All photos in this post are with my relatives and friends clicked during my 2017 visit to Bombay

In 2017, I went to India for the third time since I immigrated to Canada. Unlike the previous occasions, when Mahrukh and Che accompanied me, I was alone. Durga joined me a little later because she wasn’t sure her 55-year-old son could take care of himself.
I've lived a lifetime in Bombay - 46 years to be precise -
and I thought I've had enough when I decided to abandon it for Toronto in 2008.
I've yearned for it almost constantly during the last decade that I've made
Toronto my home. Every time I've returned for a brief visit, I've felt
besieged, assaulted by the unending chaos that the city has always been. But
I've always wanted to return, and have been sad that I couldn't return sooner
and more frequently.
In 2017, for the first time, as I bid farewell to my home
and return to another home, I felt relieved, happy to be back with Mahrukh and
Che. In the last nine years, Bombay had changed, and so had I. My city and its
people, while familiar, were less relevant to my life. To my friends, I was a
person from their past. They had to extract time from their present to
reacquaint themselves with their past.
That didn’t just require an adjustment
of their calendar, it required a mental adjustment that wasn’t always easy.

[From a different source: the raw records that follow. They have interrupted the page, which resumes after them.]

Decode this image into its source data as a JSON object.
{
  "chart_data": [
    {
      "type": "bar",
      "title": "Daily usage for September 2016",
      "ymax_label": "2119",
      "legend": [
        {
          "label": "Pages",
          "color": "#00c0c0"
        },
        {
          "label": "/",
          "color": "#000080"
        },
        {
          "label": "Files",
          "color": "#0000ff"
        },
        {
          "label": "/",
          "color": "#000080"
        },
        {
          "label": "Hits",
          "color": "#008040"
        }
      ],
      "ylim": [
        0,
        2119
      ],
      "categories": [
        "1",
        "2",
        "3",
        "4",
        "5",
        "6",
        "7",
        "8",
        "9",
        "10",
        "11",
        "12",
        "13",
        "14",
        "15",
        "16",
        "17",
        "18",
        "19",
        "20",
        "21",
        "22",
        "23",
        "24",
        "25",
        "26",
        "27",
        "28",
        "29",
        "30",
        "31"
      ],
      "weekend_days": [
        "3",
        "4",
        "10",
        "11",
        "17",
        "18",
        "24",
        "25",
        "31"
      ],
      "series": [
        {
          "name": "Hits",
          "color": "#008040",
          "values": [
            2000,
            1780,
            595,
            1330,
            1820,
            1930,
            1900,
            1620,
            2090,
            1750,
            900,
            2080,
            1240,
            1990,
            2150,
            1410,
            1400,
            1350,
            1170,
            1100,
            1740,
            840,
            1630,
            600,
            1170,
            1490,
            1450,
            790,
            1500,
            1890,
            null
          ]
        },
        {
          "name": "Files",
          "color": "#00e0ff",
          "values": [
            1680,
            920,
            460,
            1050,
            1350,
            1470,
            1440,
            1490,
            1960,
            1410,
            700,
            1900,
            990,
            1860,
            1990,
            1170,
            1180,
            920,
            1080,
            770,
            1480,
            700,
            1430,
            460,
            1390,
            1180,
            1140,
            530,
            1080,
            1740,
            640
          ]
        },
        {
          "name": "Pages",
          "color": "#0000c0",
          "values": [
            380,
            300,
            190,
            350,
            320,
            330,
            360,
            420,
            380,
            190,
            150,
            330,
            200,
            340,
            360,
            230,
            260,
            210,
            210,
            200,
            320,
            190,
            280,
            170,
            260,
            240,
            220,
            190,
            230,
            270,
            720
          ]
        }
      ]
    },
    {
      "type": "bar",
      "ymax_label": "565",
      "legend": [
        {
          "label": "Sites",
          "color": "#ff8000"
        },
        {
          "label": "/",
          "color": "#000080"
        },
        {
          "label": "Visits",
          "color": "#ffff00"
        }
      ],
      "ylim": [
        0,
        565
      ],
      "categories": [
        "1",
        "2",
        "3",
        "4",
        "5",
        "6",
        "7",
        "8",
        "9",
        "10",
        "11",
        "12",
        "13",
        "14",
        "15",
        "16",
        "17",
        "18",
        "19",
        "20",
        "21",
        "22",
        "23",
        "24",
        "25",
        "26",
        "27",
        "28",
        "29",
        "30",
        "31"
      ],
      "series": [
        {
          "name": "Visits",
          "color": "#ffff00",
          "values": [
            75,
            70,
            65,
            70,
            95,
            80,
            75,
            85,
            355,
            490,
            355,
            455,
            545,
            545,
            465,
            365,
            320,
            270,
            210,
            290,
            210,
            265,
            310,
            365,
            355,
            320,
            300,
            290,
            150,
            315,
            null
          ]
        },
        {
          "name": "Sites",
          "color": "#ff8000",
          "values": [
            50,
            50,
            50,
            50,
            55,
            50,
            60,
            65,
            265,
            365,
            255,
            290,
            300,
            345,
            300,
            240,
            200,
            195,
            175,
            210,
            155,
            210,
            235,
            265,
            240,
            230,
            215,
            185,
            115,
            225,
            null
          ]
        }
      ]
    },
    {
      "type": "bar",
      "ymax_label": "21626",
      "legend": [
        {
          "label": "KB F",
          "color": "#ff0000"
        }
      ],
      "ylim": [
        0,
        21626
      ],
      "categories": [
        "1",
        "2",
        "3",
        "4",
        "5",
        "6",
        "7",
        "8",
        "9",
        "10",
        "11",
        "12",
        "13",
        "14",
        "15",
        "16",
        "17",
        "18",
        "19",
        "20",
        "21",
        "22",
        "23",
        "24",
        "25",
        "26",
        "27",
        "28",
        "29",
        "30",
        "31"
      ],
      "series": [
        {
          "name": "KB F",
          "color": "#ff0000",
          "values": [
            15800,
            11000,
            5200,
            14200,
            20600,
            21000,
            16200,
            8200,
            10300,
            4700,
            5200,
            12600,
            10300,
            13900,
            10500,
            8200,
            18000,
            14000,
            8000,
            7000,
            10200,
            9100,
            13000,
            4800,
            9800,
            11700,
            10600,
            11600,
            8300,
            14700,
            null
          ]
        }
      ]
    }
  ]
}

On every trip that I have made to Bombay, I remember Salman
Rushdie’s essay Imaginary Homelands (in Imaginary homelands, Essays and
Criticism 1981-1991, published in 1992). Although he is describing the angst of
a writer, its every Indian in the diaspora’s emotion when returning home.
Rushdie observes, “Writers in my position, exiles or
emigrants or expatriates are haunted by some sense of loss, some urge to reclaim,
to look back, even at the risk of being mutated into pillars of salt. But if we
do look back, we must also do so in the knowledge – which gives rise to
profound uncertainties – that our physical alienation from India almost
inevitably means that we will not be capable of reclaiming precisely the thing
that was lost; that we will, in short, create fictions, not actual cities or
villages, but invisible ones, imaginary homelands, Indias of the mind.”
O—O—O—O—O—O—O—O
Creativity is subjective and it constantly changes. In 2017,
I was fortunate to see creativity at its peak in diverse fields – theatre,
arts, cinema, literature. In retrospect, I realise that 2017 was the last year
when I was able to actively take part (always as a member of the audience) in such
creative endeavours. My kidney disorder began to impede in my desire to be
everywhere. Although there were no physical manifestations of my illness; it
sure was mentally debilitating.
One the most awe-inspiring art performances was ‘Breaking
the Waves’ by Daisuke Takeya, the -Canadian artist of Japanese descent that my
friend Yoko Morgenstern introduced me on one of her visits to Toronto. I
interviewed Daisuke on my show on TAG TV (it was one of the last interviews
that I did).

To read about Daisuke’s exhibition, click here: Breaking
the Waves.


Shakespeare in the Park began in New York more than six
decades ago. Since we came to Toronto and I learnt that Toronto had its own
version of community theatre experience, I was keen to experience it firsthand.
However, circumstances prioritize life, and we couldn’t find time to go to Toronto’s
High Park to see a Shakespeare play. Finally, after determination and planning,
I managed to reserve tickets for King Lear (actually, Queen Lear; read about it
here: Shakespeare
in the Park). I was pleasantly surprised to see my friend Joyce Wayne’s
daughter Hannah was enacting the role of one of the daughters – Regan.